Loading assembly to memory¶
Renode allows the user to load assembly code in several ways:
LLVMAssembler used mainly for tests,
writing hex instructions directly which can be used for custom instructions,
loading compiled ASM code directly, described below
Note
Before going further, it is recommended to read the Debugging with GDB and Debugging with VSCode chapters.
Prerequisites¶
You need to have the target architecture’s GNU toolchain, e.g RISC-V or ARM. We’ll use riscv64-unknown-elf-*
utilities (for ARM you’d use arm-none-eabi-*
).
Compiling assembly code to an executable¶
Let’s start with simple RISC-V assembly that stores and loads from memory at 0x00064000
:
.globl _start
_start:
li a0, 0x00064000
li a2, 0x5
sw zero, (a0)
lw a4, (a0)
sw a2, (a0)
lw a4, (a0)
loop:
j loop
To compile the code use your GNU toolchain’s as
and ld
:
riscv64-unknown-elf-as -march=rv64imac_zba_zbb asm.s -o asm.o
riscv64-unknown-elf-ld asm.o -o asm.elf
Let’s use this simple asm.resc file with platform:
using sysbus
machine LoadPlatformDescriptionFromString
"""
cpu: CPU.RiscV64 @ sysbus
cpuType: "rv64imac_zba_zbb"
privilegedArchitecture: PrivilegedArchitecture.Priv1_10
timeProvider: empty
dram: Memory.MappedMemory @ sysbus 0x00
size: 0x06400000
"""
machine StartGdbServer 3333
sysbus LoadELF @asm.elf
Notice, that we need CPU type and model in our platform to match compiled ASM code. Here we have model CPU.RiscV64
and cpuType
as rv64imac_zba_zbb
.
For more details go to Configuring a RISC-V CPU.

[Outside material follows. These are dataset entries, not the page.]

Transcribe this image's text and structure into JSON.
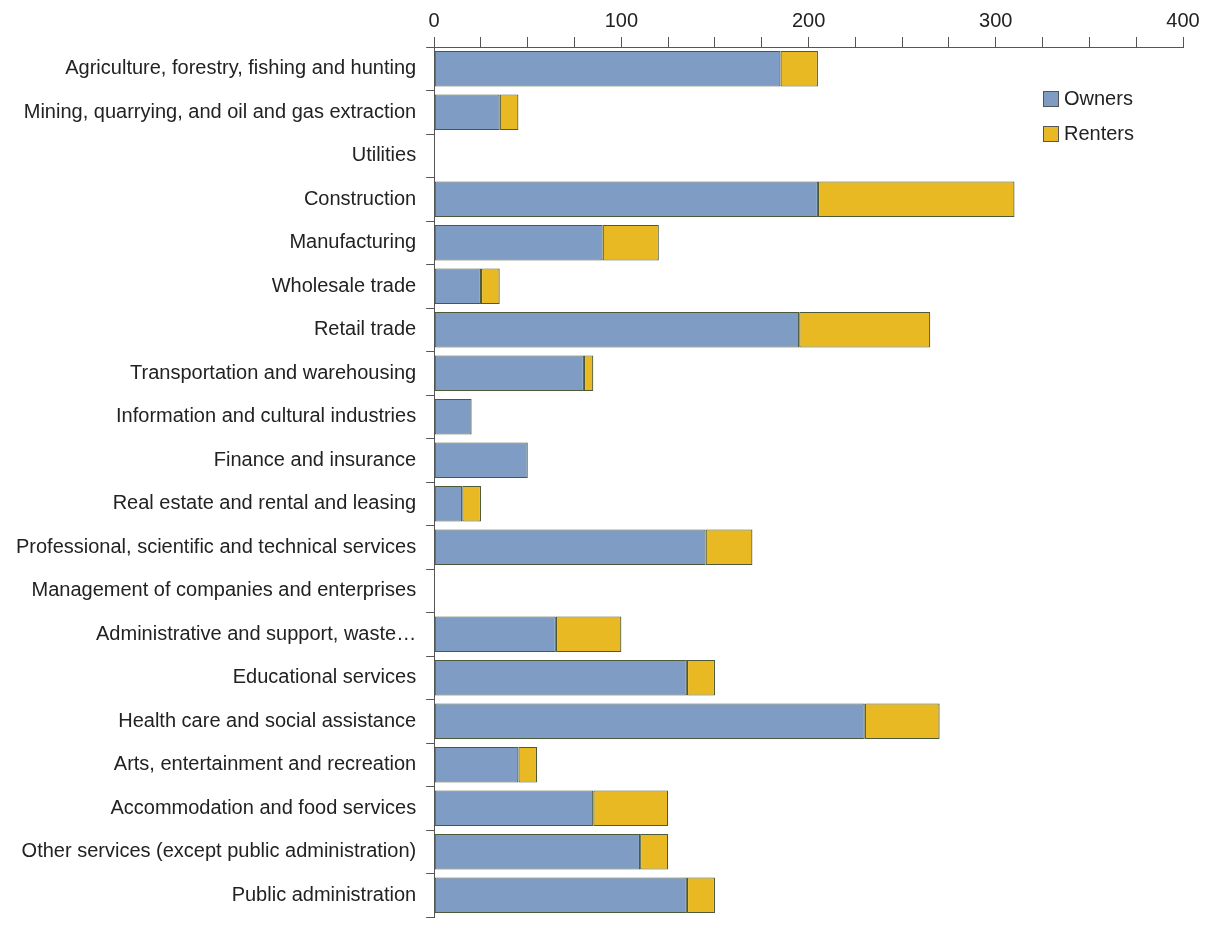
{
  "chart_data": {
    "type": "bar",
    "orientation": "horizontal",
    "stacked": true,
    "categories": [
      "Agriculture, forestry, fishing and hunting",
      "Mining, quarrying, and oil and gas extraction",
      "Utilities",
      "Construction",
      "Manufacturing",
      "Wholesale trade",
      "Retail trade",
      "Transportation and warehousing",
      "Information and cultural industries",
      "Finance and insurance",
      "Real estate and rental and leasing",
      "Professional, scientific and technical services",
      "Management of companies and enterprises",
      "Administrative and support, waste…",
      "Educational services",
      "Health care and social assistance",
      "Arts, entertainment and recreation",
      "Accommodation and food services",
      "Other services (except public administration)",
      "Public administration"
    ],
    "series": [
      {
        "name": "Owners",
        "color": "#7f9cc4",
        "values": [
          185,
          35,
          0,
          205,
          90,
          25,
          195,
          80,
          20,
          50,
          15,
          145,
          0,
          65,
          135,
          230,
          45,
          85,
          110,
          135
        ]
      },
      {
        "name": "Renters",
        "color": "#e8b923",
        "values": [
          20,
          10,
          0,
          105,
          30,
          10,
          70,
          5,
          0,
          0,
          10,
          25,
          0,
          35,
          15,
          40,
          10,
          40,
          15,
          15
        ]
      }
    ],
    "xlim": [
      0,
      400
    ],
    "xticks": [
      0,
      {
        "value": 25,
        "label": null
      },
      {
        "value": 50,
        "label": null
      },
      {
        "value": 75,
        "label": null
      },
      100,
      {
        "value": 125,
        "label": null
      },
      {
        "value": 150,
        "label": null
      },
      {
        "value": 175,
        "label": null
      },
      200,
      {
        "value": 225,
        "label": null
      },
      {
        "value": 250,
        "label": null
      },
      {
        "value": 275,
        "label": null
      },
      300,
      {
        "value": 325,
        "label": null
      },
      {
        "value": 350,
        "label": null
      },
      {
        "value": 375,
        "label": null
      },
      400
    ],
    "grid": false,
    "legend": "top right"
  }
}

Start Renode with this .resc file:
$ renode asm.resc
(monitor) i $CWD/test.resc
(machine-0)
Now in separate terminal use the target architecture’s GDB:
$ riscv64-unknown-elf-gdb asm.elf
In GDB connect to Renode’s GDB server:
(gdb) target remote :3333
Remote debugging using :3333
0x00000000000100b0 in _start ()
It’s best to use GDB’s TUI with ASM and register view. To do that:
(gdb) tui enable
(gdb) layout asm
(gdb) layout regs
Now you can see registers and our assembly source.
To step over use si
.
┌─Register group: general────────────────────────────────────────────────────────────────────────────────────┐
│zero 0x0 0 ra 0x0 0x0 │
│sp 0x0 0x0 gp 0x0 0x0 │
│tp 0x0 0x0 t0 0x0 0 │
│t1 0x0 0 t2 0x0 0 │
│fp 0x0 0x0 s1 0x0 0 │
│a0 0x0 0 a1 0x0 0 │
│a2 0x0 0 a3 0x0 0 │
└────────────────────────────────────────────────────────────────────────────────────────────────────────────┘
│ >0x100b0 <_start> lui a0,0x64 │
│ 0x100b4 <_start+4> li a2,5 │
│ 0x100b6 <_start+6> sw zero,0(a0) │
│ 0x100ba <_start+10> lw a4,0(a0) │
│ 0x100bc <_start+12> sw a2,0(a0) │
│ 0x100be <_start+14> lw a4,0(a0) │
│ 0x100c0 <loop> j 0x100c0 <loop> │
│ 0x100c2 unimp │
└────────────────────────────────────────────────────────────────────────────────────────────────────────────┘
remote Thread 1 (asm) In: _start L?? PC: 0x100b0
(gdb)
Do note that some instructions are pseudoinstructions and the source you’ve written may not necessarily be the same as the assembly view in GDB. The generated instructions may also differ between LLVMAssembler and GNU as.
Debugging tlib¶
Note
Remember to compile and start Renode with debug flag (build.sh -d
, renode -d
) for this to work!
Renode also gives you option to see how the instructions are being translated. To do that we’ll use VSCode.
After starting Renode and attaching GDB, move to VSCode and navigate to src/Infrastructure/src/Emulator/Cores/tlib/arch/riscv/translate.c
and set the breakpoint right before the case OPC_RISC_LUI:
, and use the provided (gdb) Tlib Attach
launch script.
Search for the Renode process, it should be mono
or dotnet
type, attach to it (you may need to elevate your privileges to root, for
rootless debugging check YAMA’s ptrace_scope).
Then do si
in GDB, which should make your VSCode stop at the previously-set breakpoint.